Writing that in matrix form, you obtain all solutions of x² - 2y² = -1 as
|x_k| |3 4|^k |1|
|y_k| = |2 3| * |1|
and all x_k are necessarily odd, thus can be written as 2*n + 1.
The first few solutions (x,y) are
(1,1), (7,5), (41,29), (239,169)
corresponding to (n,m)
(0,1), (3,5), (20,29), (119,169)
You can get the next (n,m) solution pair via
(n_(k+1), m_(k+1)) = (3*n_k + 2*m_k + 1, 4*n_k + 3*m_k + 2)
starting from (n_0, m_0) = (0,1).
Quick Haskell code since I don't speak MatLab:
Prelude> let next (n,m) = (3*n + 2*m + 1, 4*n + 3*m + 2) in take 20 $ iterate next (0,1)

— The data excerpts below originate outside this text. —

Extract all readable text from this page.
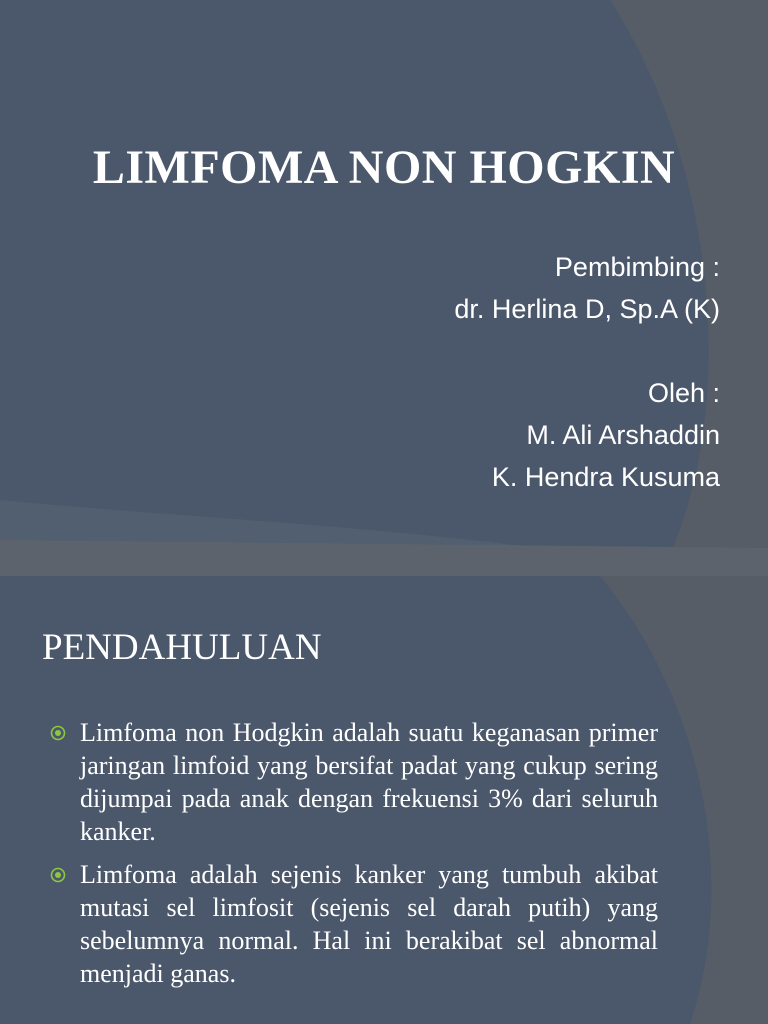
LIMFOMA NON HOGKIN
Pembimbing :
dr. Herlina D, Sp.A (K)
Oleh :
M. Ali Arshaddin
K. Hendra Kusuma
PENDAHULUAN
Limfoma non Hodgkin adalah suatu keganasan primer jaringan limfoid yang bersifat padat yang cukup sering dijumpai pada anak dengan frekuensi 3% dari seluruh kanker.
Limfoma adalah sejenis kanker yang tumbuh akibat mutasi sel limfosit (sejenis sel darah putih) yang sebelumnya normal. Hal ini berakibat sel abnormal menjadi ganas.
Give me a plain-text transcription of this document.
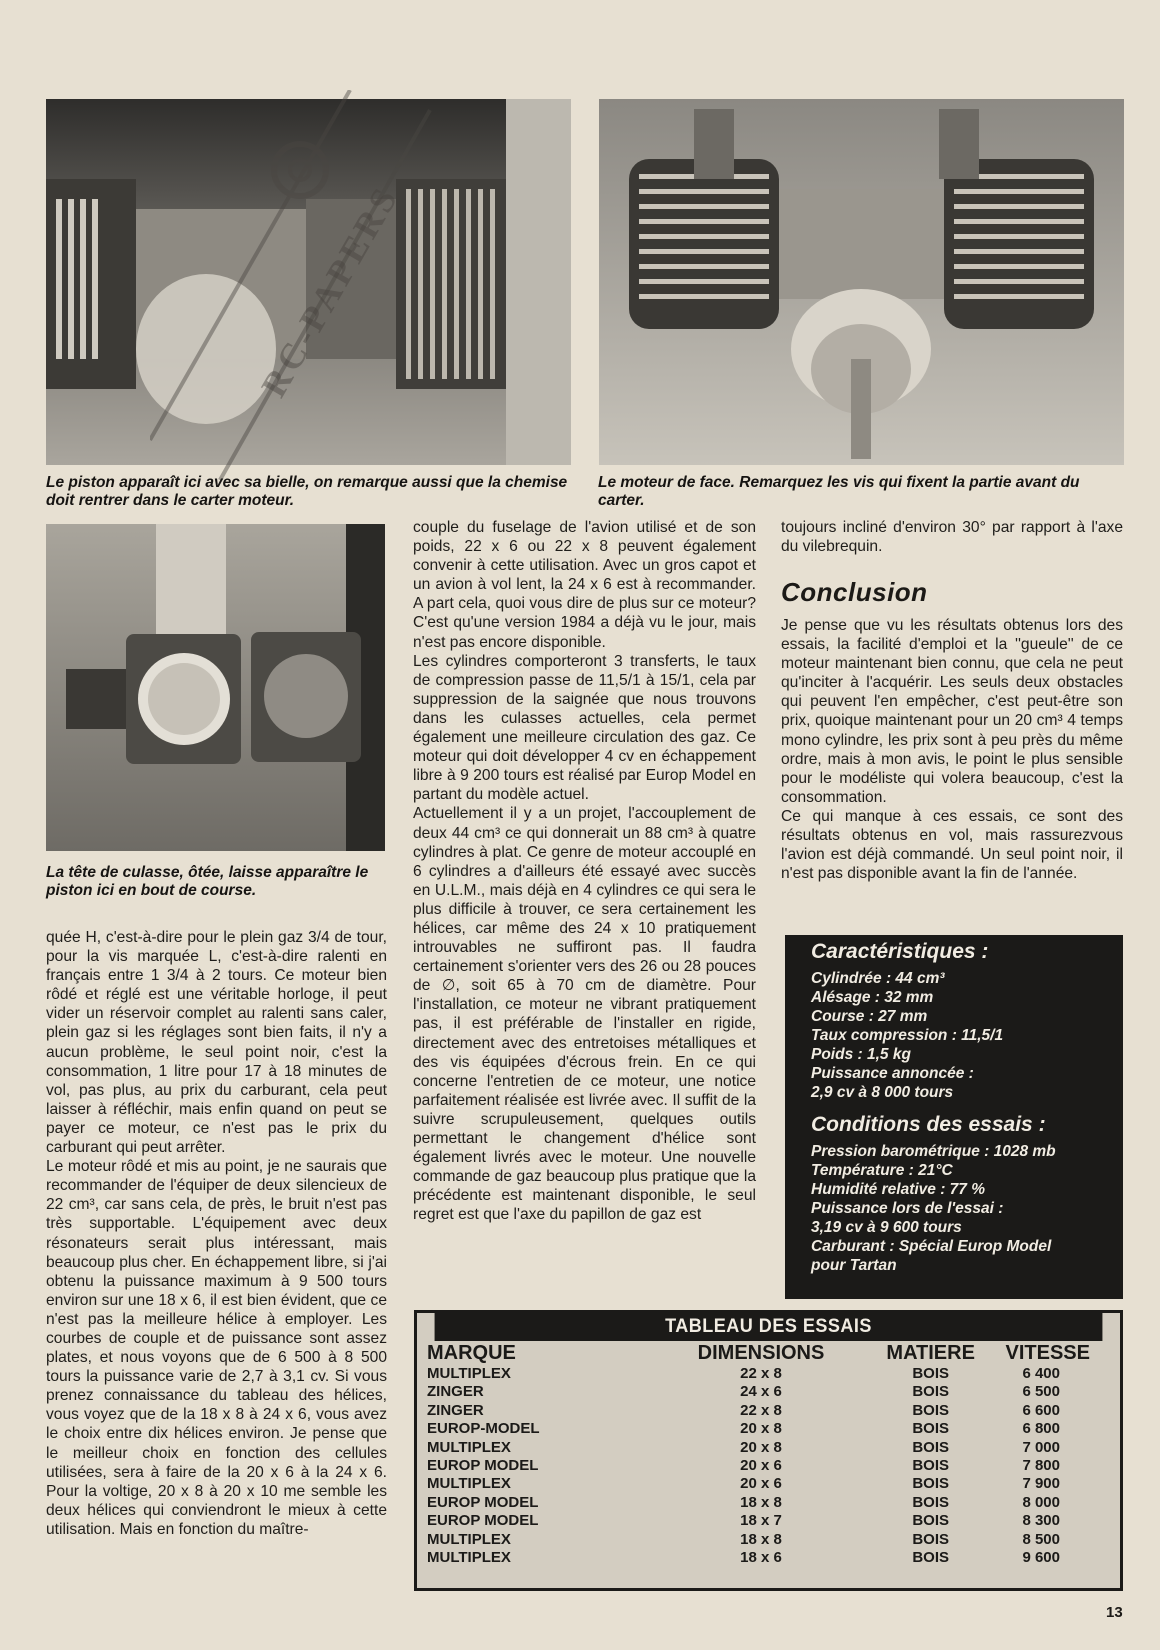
RC-PAPERS
Le piston apparaît ici avec sa bielle, on remarque aussi que la chemise doit rentrer dans le carter moteur.
Le moteur de face. Remarquez les vis qui fixent la partie avant du carter.
La tête de culasse, ôtée, laisse apparaître le piston ici en bout de course.

quée H, c'est-à-dire pour le plein gaz 3/4 de tour, pour la vis marquée L, c'est-à-dire ralenti en français entre 1 3/4 à 2 tours. Ce moteur bien rôdé et réglé est une véritable horloge, il peut vider un réservoir complet au ralenti sans caler, plein gaz si les réglages sont bien faits, il n'y a aucun problème, le seul point noir, c'est la consommation, 1 litre pour 17 à 18 minutes de vol, pas plus, au prix du carburant, cela peut laisser à réfléchir, mais enfin quand on peut se payer ce moteur, ce n'est pas le prix du carburant qui peut arrêter.

Le moteur rôdé et mis au point, je ne saurais que recommander de l'équiper de deux silencieux de 22 cm³, car sans cela, de près, le bruit n'est pas très supportable. L'équipement avec deux résonateurs serait plus intéressant, mais beaucoup plus cher. En échappement libre, si j'ai obtenu la puissance maximum à 9 500 tours environ sur une 18 x 6, il est bien évident, que ce n'est pas la meilleure hélice à employer. Les courbes de couple et de puissance sont assez plates, et nous voyons que de 6 500 à 8 500 tours la puissance varie de 2,7 à 3,1 cv. Si vous prenez connaissance du tableau des hélices, vous voyez que de la 18 x 8 à 24 x 6, vous avez le choix entre dix hélices environ. Je pense que le meilleur choix en fonction des cellules utilisées, sera à faire de la 20 x 6 à la 24 x 6. Pour la voltige, 20 x 8 à 20 x 10 me semble les deux hélices qui conviendront le mieux à cette utilisation. Mais en fonction du maître-

couple du fuselage de l'avion utilisé et de son poids, 22 x 6 ou 22 x 8 peuvent également convenir à cette utilisation. Avec un gros capot et un avion à vol lent, la 24 x 6 est à recommander. A part cela, quoi vous dire de plus sur ce moteur? C'est qu'une version 1984 a déjà vu le jour, mais n'est pas encore disponible.

Les cylindres comporteront 3 transferts, le taux de compression passe de 11,5/1 à 15/1, cela par suppression de la saignée que nous trouvons dans les culasses actuelles, cela permet également une meilleure circulation des gaz. Ce moteur qui doit développer 4 cv en échappement libre à 9 200 tours est réalisé par Europ Model en partant du modèle actuel.

Actuellement il y a un projet, l'accouplement de deux 44 cm³ ce qui donnerait un 88 cm³ à quatre cylindres à plat. Ce genre de moteur accouplé en 6 cylindres a d'ailleurs été essayé avec succès en U.L.M., mais déjà en 4 cylindres ce qui sera le plus difficile à trouver, ce sera certainement les hélices, car même des 24 x 10 pratiquement introuvables ne suffiront pas. Il faudra certainement s'orienter vers des 26 ou 28 pouces de ∅, soit 65 à 70 cm de diamètre. Pour l'installation, ce moteur ne vibrant pratiquement pas, il est préférable de l'installer en rigide, directement avec des entretoises métalliques et des vis équipées d'écrous frein. En ce qui concerne l'entretien de ce moteur, une notice parfaitement réalisée est livrée avec. Il suffit de la suivre scrupuleusement, quelques outils permettant le changement d'hélice sont également livrés avec le moteur. Une nouvelle commande de gaz beaucoup plus pratique que la précédente est maintenant disponible, le seul regret est que l'axe du papillon de gaz est

toujours incliné d'environ 30° par rapport à l'axe du vilebrequin.

Conclusion

Je pense que vu les résultats obtenus lors des essais, la facilité d'emploi et la ''gueule'' de ce moteur maintenant bien connu, que cela ne peut qu'inciter à l'acquérir. Les seuls deux obstacles qui peuvent l'en empêcher, c'est peut-être son prix, quoique maintenant pour un 20 cm³ 4 temps mono cylindre, les prix sont à peu près du même ordre, mais à mon avis, le point le plus sensible pour le modéliste qui volera beaucoup, c'est la consommation.

Ce qui manque à ces essais, ce sont des résultats obtenus en vol, mais rassurezvous l'avion est déjà commandé. Un seul point noir, il n'est pas disponible avant la fin de l'année.

Caractéristiques :
Cylindrée : 44 cm³
Alésage : 32 mm
Course : 27 mm
Taux compression : 11,5/1
Poids : 1,5 kg
Puissance annoncée :
2,9 cv à 8 000 tours
Conditions des essais :
Pression barométrique : 1028 mb
Température : 21°C
Humidité relative : 77 %
Puissance lors de l'essai :
3,19 cv à 9 600 tours
Carburant : Spécial Europ Model
pour Tartan
TABLEAU DES ESSAIS
MARQUE	DIMENSIONS	MATIERE	VITESSE
MULTIPLEX	22 x 8	BOIS	6 400
ZINGER	24 x 6	BOIS	6 500
ZINGER	22 x 8	BOIS	6 600
EUROP-MODEL	20 x 8	BOIS	6 800
MULTIPLEX	20 x 8	BOIS	7 000
EUROP MODEL	20 x 6	BOIS	7 800
MULTIPLEX	20 x 6	BOIS	7 900
EUROP MODEL	18 x 8	BOIS	8 000
EUROP MODEL	18 x 7	BOIS	8 300
MULTIPLEX	18 x 8	BOIS	8 500
MULTIPLEX	18 x 6	BOIS	9 600
13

[(0,1),(3,5),(20,29),(119,169),(696,985),(4059,5741),(23660,33461),(137903,195025)
,(803760,1136689),(4684659,6625109),(27304196,38613965),(159140519,225058681)
,(927538920,1311738121),(5406093003,7645370045),(31509019100,44560482149)
,(183648021599,259717522849),(1070379110496,1513744654945),(6238626641379,8822750406821)
,(36361380737780,51422757785981),(211929657785303,299713796309065)]
Prelude> map (\(n,m) -> (n^2 + (n+1)^2 - m^2)) it
[0,0,0,0,0,0,0,0,0,0,0,0,0,0,0,0,0,0,0,0]
Edit by EitanT:
Here's the MATLAB code to calculate the first N numbers:
res = zeros(1, N);
nm = [0, 1];
for k = 1:N
nm = nm * [3 4; 2 3] + [1, 2];
res(k) = nm(1);
end
The resulting array res should hold the values of n that satisfy the condition of the perfect square.